Prime Minister Gonzalez charts his moderate Socialist course for Spain
As in other European countries, the major problems facing Spain's new Socialist government are economic ones.
With inflation and unemployment running at about 15 percent, Felipe Gonzalez faces the difficult task of trying to reconcile realistic economic policies with promises of creating 800,000 new jobs in four years.
Mr. Gonzalez, who presented his government's program in an hour-long speech to Parliament Nov. 30, will head the first Socialist government since the 1936- 39 civil war.
In his first address to Parliament, Gonzalez outlined the generally moderate lines of the Socialist policy presented during the electoral campaign. A moderate economic platform was compensated by firm promises of fighting against social injustices, improvements in social welfare, and reforms in public administration to improve efficiency and eliminate corruption.
The main objectives of the new Socialist government, Gonzalez said, will be social peace, national unity, and progress. Progress included the fight against the general economic crisis and reduction of unemployment, advances in social freedom, equality of opportunities, the reform of public administration, and finally a meaningful foreign policy that will give Spain a ''worthy role in the world.''
Conflicts between traditional Socialist policies and the necessity for moderate compromises due to the economic recession and the threat of another coup will probably be held in check under Gonzalez' leadership. But some Spanish analysts point to the possibility of a future rift between the Gonzalez Cabinet, which is heavy with Social Democratic ''aristocrats'' from well-to-do families, and Alfonso Guerra, who represents the ''meritocracy,'' or Socialist leaders from middle-class or more humble family origins.

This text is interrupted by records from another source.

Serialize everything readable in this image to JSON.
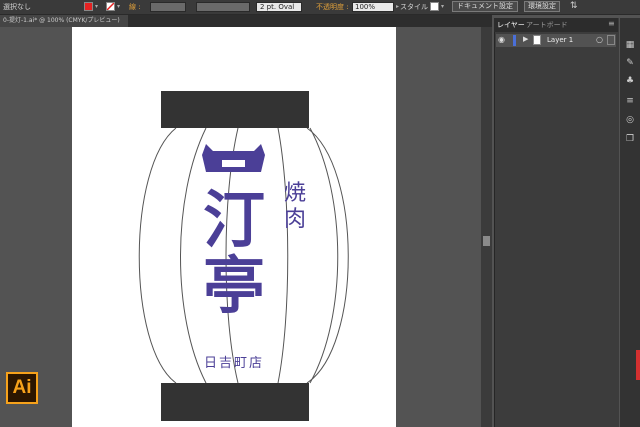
{
  "control_bar": {
    "selection_label": "選択なし",
    "stroke_label": "線 :",
    "brush_value": "2 pt. Oval",
    "opacity_label": "不透明度 :",
    "opacity_value": "100%",
    "style_label": "スタイル :",
    "document_setup_button": "ドキュメント設定",
    "preferences_button": "環境設定",
    "fill_color": "#e52222",
    "accent_color": "#e0a03a"
  },
  "document_tab": {
    "label": "0-提灯-1.ai* @ 100% (CMYK/プレビュー)"
  },
  "panel": {
    "tabs": [
      "レイヤー",
      "アートボード"
    ],
    "layers": [
      {
        "name": "Layer 1"
      }
    ]
  },
  "artwork": {
    "top_chars": [
      "焼",
      "肉"
    ],
    "main_chars": [
      "汀",
      "亭"
    ],
    "store_name": "日吉町店",
    "text_color": "#4b3f97"
  },
  "logo": {
    "text": "Ai"
  }
}
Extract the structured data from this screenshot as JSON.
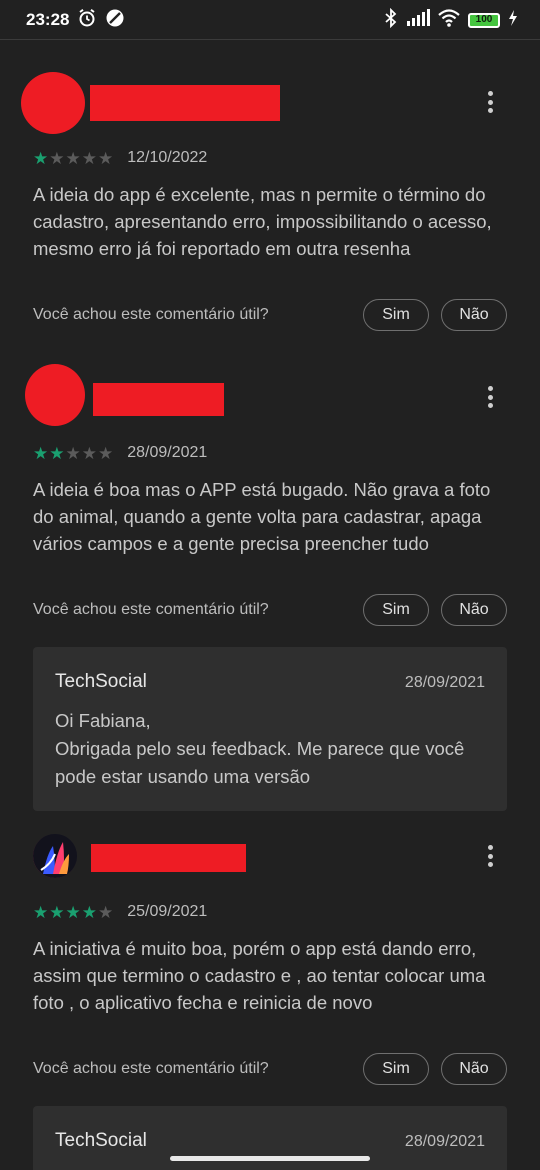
{
  "status_bar": {
    "time": "23:28",
    "battery": "100"
  },
  "reviews": [
    {
      "rating": 1,
      "date": "12/10/2022",
      "text": "A ideia do app é excelente, mas n permite o término do cadastro, apresentando erro, impossibilitando o acesso, mesmo erro já foi reportado em outra resenha",
      "helpful_question": "Você achou este comentário útil?",
      "yes_label": "Sim",
      "no_label": "Não"
    },
    {
      "rating": 2,
      "date": "28/09/2021",
      "text": "A ideia é boa mas o APP está bugado. Não grava a foto do animal, quando a gente volta para cadastrar, apaga vários campos e a gente precisa preencher tudo",
      "helpful_question": "Você achou este comentário útil?",
      "yes_label": "Sim",
      "no_label": "Não",
      "reply": {
        "developer": "TechSocial",
        "date": "28/09/2021",
        "text": "Oi Fabiana,\nObrigada pelo seu feedback. Me parece que você pode estar usando uma versão"
      }
    },
    {
      "rating": 4,
      "date": "25/09/2021",
      "text": "A iniciativa é muito boa, porém o app está dando erro, assim que termino o cadastro e , ao tentar colocar uma foto , o aplicativo fecha e reinicia de novo",
      "helpful_question": "Você achou este comentário útil?",
      "yes_label": "Sim",
      "no_label": "Não",
      "reply": {
        "developer": "TechSocial",
        "date": "28/09/2021"
      }
    }
  ],
  "colors": {
    "background": "#212121",
    "star_filled": "#1aa070",
    "star_empty": "#5b5b5b",
    "redaction": "#ee1c24",
    "reply_card": "#2f2f2f"
  }
}
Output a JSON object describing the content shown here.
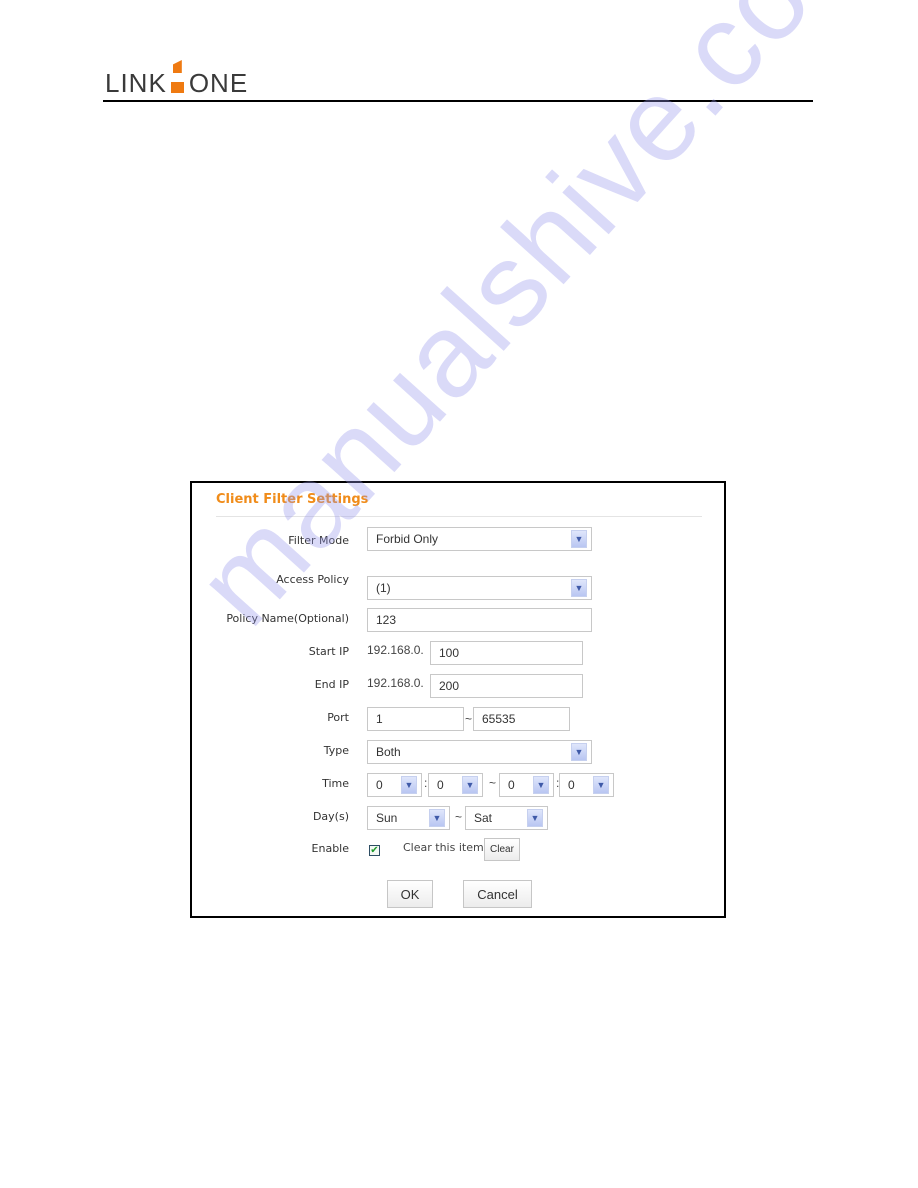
{
  "header": {
    "logo_left": "LINK",
    "logo_right": "ONE",
    "brand_accent": "#ef7a11"
  },
  "panel": {
    "title": "Client Filter Settings",
    "title_color": "#f08c1a",
    "filter_mode": {
      "label": "Filter Mode",
      "value": "Forbid Only"
    },
    "access_policy": {
      "label": "Access Policy",
      "value": "(1)"
    },
    "policy_name": {
      "label": "Policy Name(Optional)",
      "value": "123"
    },
    "start_ip": {
      "label": "Start IP",
      "prefix": "192.168.0.",
      "value": "100"
    },
    "end_ip": {
      "label": "End IP",
      "prefix": "192.168.0.",
      "value": "200"
    },
    "port": {
      "label": "Port",
      "from": "1",
      "separator": "~",
      "to": "65535"
    },
    "type": {
      "label": "Type",
      "value": "Both"
    },
    "time": {
      "label": "Time",
      "start_hour": "0",
      "start_min": "0",
      "separator": "~",
      "colon": ":",
      "end_hour": "0",
      "end_min": "0"
    },
    "days": {
      "label": "Day(s)",
      "from": "Sun",
      "separator": "~",
      "to": "Sat"
    },
    "enable": {
      "label": "Enable",
      "checked": true,
      "check_glyph": "✔"
    },
    "clear_item": {
      "label": "Clear this item:",
      "button": "Clear"
    },
    "ok_button": "OK",
    "cancel_button": "Cancel",
    "caret_glyph": "▼"
  },
  "watermark": "manualshive.com"
}
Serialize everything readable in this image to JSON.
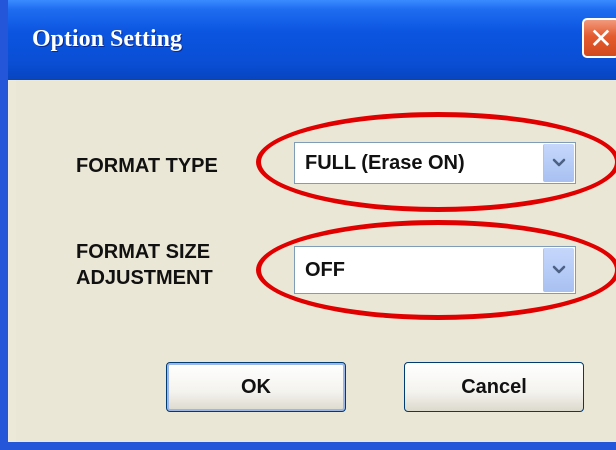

Already there has been some conflict within the party. The Cabinet chosen by Mr. Gonzalez has been termed ''too moderate'' by several Socialist leaders. And Mr. Guerra, who generally has represented a more radical position, in fact delayed for a week his decision to become the deputy prime minister. Although the Socialists have argued the need for reforms in military legislation, in the ministries of defense and the interior, the Socialists will be walking on eggs. Felipe Gonzalez has apparently come to the conclusion that the main goal in the defense and interior ministries will not be to implement socialist reforms, but rather simply democratic reforms, common to other European countries, according to analysts here.
After the aborted coup last year, Spanish Socialists, in addition to most other political parties, stated that what is most important is to consolidate democracy, ''then we can start talking about reforms later,'' said a Socialist defense expert.
Nevertheless, the Spanish Socialists may be able to win some sympathy from the armed forces if they can demonstrate a little success in combating terrorism , the main justification for a coup from right-wing military factions. France has already promised collaboration, which is considered to be half the battle.
In order to gain some confidence from the armed forces, the Socialists may also place more emphasis on nationalistic issues. Gonzalez's Nov. 30 parliamentary address mentioned the emotional Gibraltar question and reaffirmed his intention to regain the Rock through negotiations with Britain.
Mr. Gonzalez affirmed that Spain belongs to the Western world but repeated campaign promises of the ''right to determine our sovereignty and way of contributing to the defense of the West.'' He also reaffirmed his intention to ''examine'' the bilateral defense agreement with the United States and renegotiate it if necessary in addition to freezing Spain's entrance to NATO.